The two championships were already decided. Lotus had won the Constructors’ title and Mario Andretti the Drivers’. The British team had been extremely motivated because they wanted to win in honour of poor Ronnie Peterson who had passed away in a terrible accident at the Italian Grand Prix at Monza. There were a lot of driver changes in store for 1979. It was Carlos Reutemann’s last race with the Scuderia before he moved to Lotus, while Jody Scheckter was about to part ways with Wolf. His future lay with Ferrari, where he would join Gilles Villeneuve. The Canadian had been confirmed for the following year despite being beaten by Reutemann in the championship. The Argentine was battling with Niki Lauda in the Brabham for third place in the championship. He had won in Brazil, Long Beach, Great Britain and at Watkins Glen. Villeneuve on the other hand had only scored eight points, finishing third in Austria, fourth in Belgium and sixth in Holland. However Enzo Ferrari believed in him and decided to give him another chance.
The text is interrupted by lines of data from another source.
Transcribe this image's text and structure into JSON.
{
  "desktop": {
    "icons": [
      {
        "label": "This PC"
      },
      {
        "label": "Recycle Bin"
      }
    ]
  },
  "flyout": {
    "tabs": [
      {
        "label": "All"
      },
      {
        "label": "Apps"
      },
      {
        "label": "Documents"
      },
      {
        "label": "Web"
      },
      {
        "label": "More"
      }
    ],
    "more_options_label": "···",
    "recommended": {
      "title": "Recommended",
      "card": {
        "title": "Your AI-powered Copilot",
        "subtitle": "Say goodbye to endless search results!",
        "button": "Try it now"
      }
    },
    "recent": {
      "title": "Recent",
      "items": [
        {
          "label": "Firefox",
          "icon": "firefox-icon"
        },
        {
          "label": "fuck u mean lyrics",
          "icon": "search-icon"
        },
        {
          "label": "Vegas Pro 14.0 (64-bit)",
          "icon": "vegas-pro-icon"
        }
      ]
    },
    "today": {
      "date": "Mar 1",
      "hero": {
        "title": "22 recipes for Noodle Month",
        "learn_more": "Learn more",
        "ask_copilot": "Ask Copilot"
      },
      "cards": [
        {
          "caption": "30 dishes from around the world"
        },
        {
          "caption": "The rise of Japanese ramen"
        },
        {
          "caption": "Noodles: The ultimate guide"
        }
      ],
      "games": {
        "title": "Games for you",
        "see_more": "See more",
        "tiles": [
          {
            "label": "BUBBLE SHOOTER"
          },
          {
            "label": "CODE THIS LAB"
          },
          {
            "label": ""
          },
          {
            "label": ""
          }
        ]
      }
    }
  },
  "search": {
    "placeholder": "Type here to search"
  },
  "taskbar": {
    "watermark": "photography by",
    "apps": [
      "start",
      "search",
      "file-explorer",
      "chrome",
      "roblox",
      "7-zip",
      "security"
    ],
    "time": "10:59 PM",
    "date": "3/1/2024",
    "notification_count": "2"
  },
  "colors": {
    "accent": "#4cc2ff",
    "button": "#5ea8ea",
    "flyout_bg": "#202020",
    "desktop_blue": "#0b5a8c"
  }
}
In the first sessions, in pouring rain, Ferrari were ahead, although Jean-Pierre Jarier, replacing Peterson in the Lotus, topped qualifying. Scheckter took second followed by Villeneuve. On race day the track was wet and the temperature never rose above one degree, making snow a real possibility. Jarier got away perfectly, followed by Jones who was lightening fast in getting from fifth to second, passing Scheckter and Villeneuve. The Lotus had the lead and was incredibly fast, speeding away. Jones however was struggling more and more, having to fend off the future Ferrari 1979 pairing. On lap 18, Scheckter found a way past the Williams and Villeneuve did not have to be asked twice and was up third on the next lap. The Canadian easily closed down the gap to the Wolf and on lap 25, the moment the 130,000 fans had been waiting for arrived. Villeneuve overtook Scheckter and immediately upped the pace.
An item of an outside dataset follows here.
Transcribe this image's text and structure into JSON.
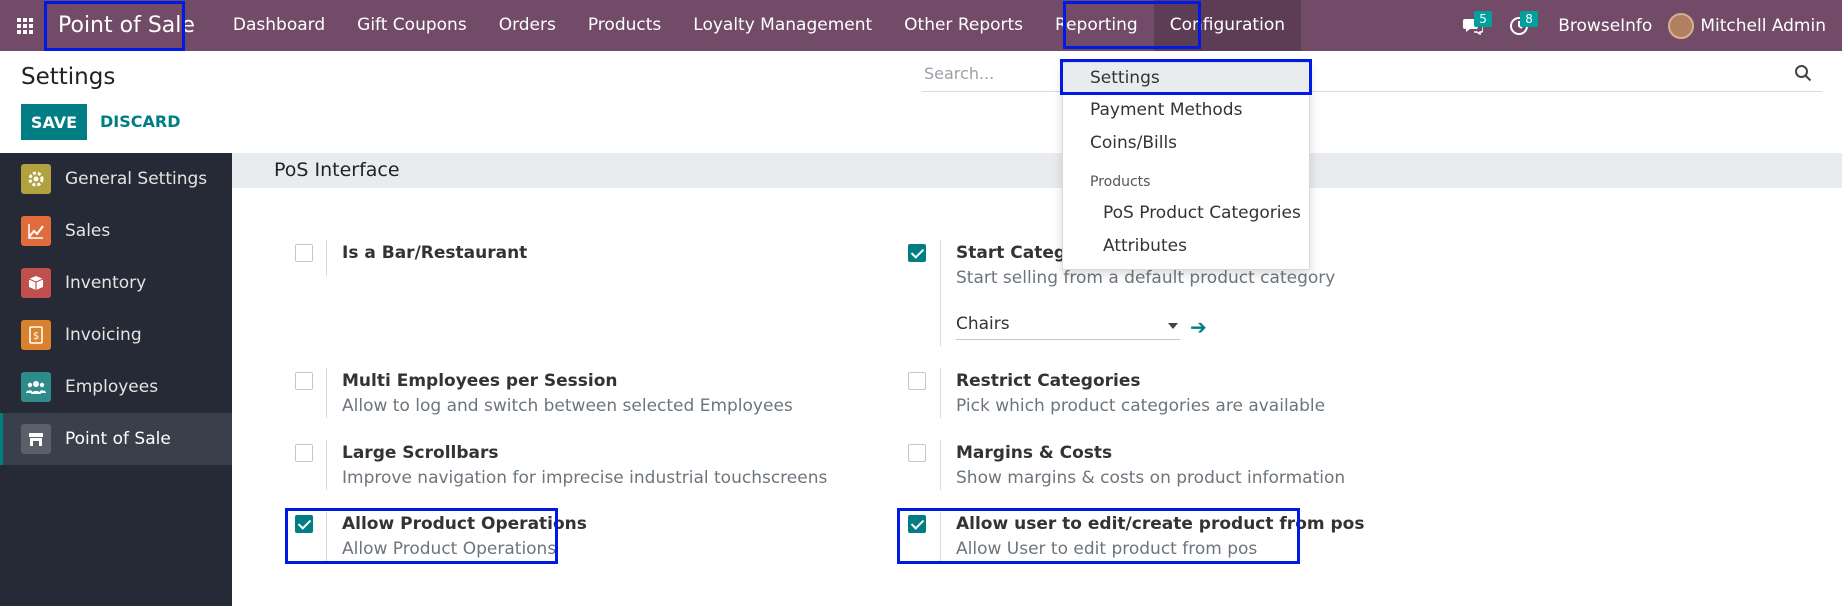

With 20 laps remaining, the television cameras captured Jarier struggling to shake off Jacques Laffite in the Ligier who he had just lapped. The race leader was forced to brake much earlier than usual. The problematic braking system on the Lotus only allowed the Frenchman one more lap in the lead before he was forced to return to the pits. Villeneuve, watched by Canadian Prime Minister Pierre Trudeau and his wife Margaret, was leading the Canadian GP for the first time ever.
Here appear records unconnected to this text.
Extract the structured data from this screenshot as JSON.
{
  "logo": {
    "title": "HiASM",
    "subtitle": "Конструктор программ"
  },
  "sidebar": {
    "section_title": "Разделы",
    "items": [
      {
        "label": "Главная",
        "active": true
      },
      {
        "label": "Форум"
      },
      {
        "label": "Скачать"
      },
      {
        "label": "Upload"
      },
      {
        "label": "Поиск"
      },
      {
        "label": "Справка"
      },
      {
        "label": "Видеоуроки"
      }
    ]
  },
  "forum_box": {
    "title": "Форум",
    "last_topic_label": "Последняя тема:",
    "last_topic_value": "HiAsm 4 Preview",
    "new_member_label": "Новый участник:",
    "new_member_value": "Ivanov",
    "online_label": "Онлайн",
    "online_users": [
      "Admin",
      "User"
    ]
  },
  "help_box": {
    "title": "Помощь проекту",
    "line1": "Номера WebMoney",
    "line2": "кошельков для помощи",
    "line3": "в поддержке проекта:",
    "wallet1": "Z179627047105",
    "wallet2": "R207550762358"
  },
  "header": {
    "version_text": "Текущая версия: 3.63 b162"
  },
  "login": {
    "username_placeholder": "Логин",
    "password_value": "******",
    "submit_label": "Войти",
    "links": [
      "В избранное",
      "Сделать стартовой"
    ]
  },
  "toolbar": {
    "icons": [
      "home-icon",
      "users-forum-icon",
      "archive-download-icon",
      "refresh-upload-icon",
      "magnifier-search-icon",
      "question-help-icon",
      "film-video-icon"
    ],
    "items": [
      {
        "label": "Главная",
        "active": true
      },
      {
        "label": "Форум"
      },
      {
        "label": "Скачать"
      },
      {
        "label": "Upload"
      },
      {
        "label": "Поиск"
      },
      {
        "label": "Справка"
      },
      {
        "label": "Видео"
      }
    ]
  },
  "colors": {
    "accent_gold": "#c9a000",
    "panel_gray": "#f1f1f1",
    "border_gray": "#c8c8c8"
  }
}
Gilles was in the lead of a Grand Prix for the fourth time in his career. The first was at Long Beach, where he ended up out of the race after a clumsy attempt at lapping Clay Regazzoni. He had lead for several laps in Austria and for a long while in the tragic Italian GP, when he was penalised for a jump start. Villeneuve was worried that something else would go wrong and after the race talked about those moments: “The last laps were torture. I was driving like an old woman. I changed gear at 10,000 rpm instead of 11,500, I was listening to every vibration and saying to myself: ‘Come on, you’re driving a Ferrari, Ferrari is the best, a Ferrari never breaks down.’” The first Canadian GP to be held in Montreal ended with Gilles in the Ferrari first past the chequered flag. The roar from the crowd was deafening: it was not only the Canadians cheering but also the many Italians who lived in Montreal, where the passion for Ferrari is almost as strong as in Italy.
It was a race of firsts: the first in Montreal, the first win for a Canadian racing in Canada, Gilles’ first in Canada, the first live BBC transmission and the first and only time where rather than champagne on the podium, they celebrated with a magnum of the beer produced by the race title sponsor, whose name, quite by chance, Gilles also had on his helmet. Villeneuve took a victory that many had predicted and which silenced his doubters in Italy and abroad.